On entend couramment parler de “société de consommation” ou de “consommation de masse” pour qualifier notre époque. En vérité nous n’en sommes plus là. Une nouvelle société est née sur les ruines de la société de consommation égalitaire des Trente Glorieuses : une société élitaire de consommation, une société d’élection. Dans cet univers, l’idéologie véhiculée par la consommation préempte le champ du politique et le neutralise : les inégalités d’accès aux ressources deviennent légitimes, dès lors que ceux qui peuvent y accéder disposent d’une forme de “mérite social”.
Il est troublant de voir comme les poids lourds du marketing font aujourd’hui en sorte que leur clientèle se sente privilégiée, considérée personnellement, tout en rejoignant une communauté, une élite confortable.
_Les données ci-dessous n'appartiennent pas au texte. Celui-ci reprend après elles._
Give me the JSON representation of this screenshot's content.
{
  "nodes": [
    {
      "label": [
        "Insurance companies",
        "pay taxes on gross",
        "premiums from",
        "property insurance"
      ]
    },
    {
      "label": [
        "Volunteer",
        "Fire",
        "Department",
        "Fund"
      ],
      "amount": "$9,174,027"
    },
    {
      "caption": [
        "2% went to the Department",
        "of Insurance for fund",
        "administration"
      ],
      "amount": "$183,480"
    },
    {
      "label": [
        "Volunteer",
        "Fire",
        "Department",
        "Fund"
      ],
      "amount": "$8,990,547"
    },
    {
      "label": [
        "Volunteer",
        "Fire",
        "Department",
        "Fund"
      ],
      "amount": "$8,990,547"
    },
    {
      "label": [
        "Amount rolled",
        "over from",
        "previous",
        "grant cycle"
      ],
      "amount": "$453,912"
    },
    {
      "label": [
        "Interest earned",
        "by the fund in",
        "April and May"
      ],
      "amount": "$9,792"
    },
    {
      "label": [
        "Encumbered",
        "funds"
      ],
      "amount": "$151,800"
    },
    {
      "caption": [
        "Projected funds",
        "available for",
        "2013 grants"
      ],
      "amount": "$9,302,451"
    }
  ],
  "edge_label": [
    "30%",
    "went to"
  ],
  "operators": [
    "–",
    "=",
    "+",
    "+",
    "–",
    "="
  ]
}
Starbucks, Apple et Facebook – dans une moindre mesure – n’ont pas offert à tous la possibilité d’accéder à un produit de base, à une abondance vulgaire, mais la possibilité d’accéder à ce que d’autres ne peuvent avoir, et à une forme de reconnaissance sociale. Boire un café Starbucks en pianotant sur son Macbook, entouré d’autres consommateurs au look tout aussi soigné, est ainsi devenu le symbole de la réussite à l’américaine et du bien être individuel. Se sentir à part est devenu la norme.
Il faut dire que le marketing a une propension naturelle et fascinante à digérer sa propre critique. Accusée d’être trop bas de gamme, trop “fast food”, trop impersonnelle, trop banale, la société de consommation s’est mise à proposer des produits d’élite, des “expériences”, des communautés, de l’authenticité, de nouveaux codes. Le supermarché est devenu une épicerie fine, les soldes sont devenus des ventes privées, le fast food du café mondialisé se présente comme un lieu unique, où des produits d’exception sont servis par des “baristas” avec art, dans des gobelets personnalisés au prénom du client. La mondialisation rassurante appelant chacun par son nom.
Il est frappant de voir à quel point cette nouvelle forme de marketing a pu intégrer notre conception contemporaine des inégalités, revenant à accepter et à banaliser les inégalités sociales au nom de l’égalité des chances. Le rêve d’une société de consommation permettant à tous d’accéder au progrès s’est brisée à la fin du XXe siècle pour laisser place à un rêve de réussite sociale individuelle, une standardisation de l’élite. Ce monde inégalitaire est acceptable parce qu’il demeure ouvert et horizontal, laissant à chacun la possibilité de prendre part à l’aventure.
Cette nouvelle forme de marketing tue le sens politique en proposant à chacun un espace d’implication individuelle dans une communauté, un groupe, un lieu d’élection, au sein duquel il se sent considéré, appelé, dans lequel les subordonnés et les employés sont des “partenaires” de l’entreprise, associés à des objectifs de réussite communs. Chargée de paradoxes, cette société continue sa course folle sur une jambe de bois qui lui permet de courir toujours plus vite, à l’instar de l’athlète Pistorius. Elle invente l’individualisme collectif, l’authenticité standard, la mondialisation de proximité.